Biometric experts continue to enhance identity verification in both obvious and unorthodox ways as they explore solutions to an ever-evolving and vexing problem.
Whether at border crossings, airport terminals or high-security facilities, knowing who is trying to pass muster remains the priority, especially in the face of growing terrorist threats. Recent tragic events in both Paris and Brussels provide ample reminder.
As a result, technologies that examine individuals’ physical characteristics with often unmatched specificity continue to shape the landscape of identification management.

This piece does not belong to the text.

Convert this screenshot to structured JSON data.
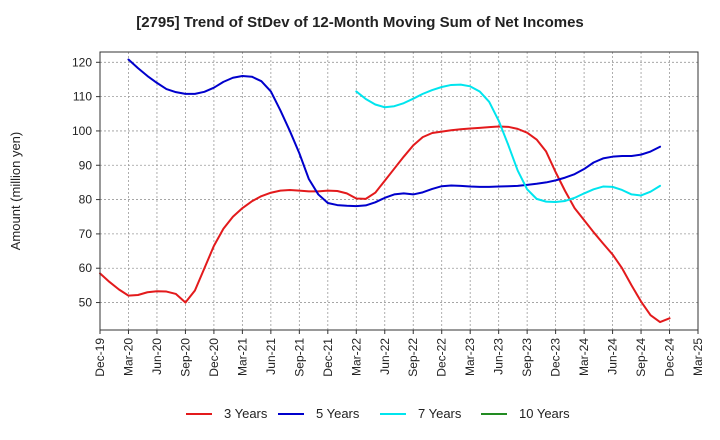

Self-service biometrics gain pace
For example, Changi Airport in Singapore has selected a biometric airport control system by Morpho (Safran) that includes integrated border clearance and self-boarding gates. The solution for Terminal 4, which is due to open in 2017, is based on the MorphoPass biometric identification system and MorphoWay automated gates. It will be the first time facial recognition technology will be used at Changi, eliminating the need for manual identity verification by staff.
Rockwell Collins and SITA have also developed biometric self-service solutions for use at airports. Rockwell Collins’ 1-to-Many matching solution for outbound passengers uses a biometric (such as a facial image, fingerprint or iris scan) as a secure travel token through which travelers can quickly check in and board their flights.
SITA’s similar solution, dubbed Smart Path, has passengers’ biometric details captured with a facial scan. At check in, aircraft boarding or border control, passengers gain access with the facial scan and do not have to show passports or a boarding pass. SITA expects that by 2020 passengers using biometrics will be the norm at airports around the world.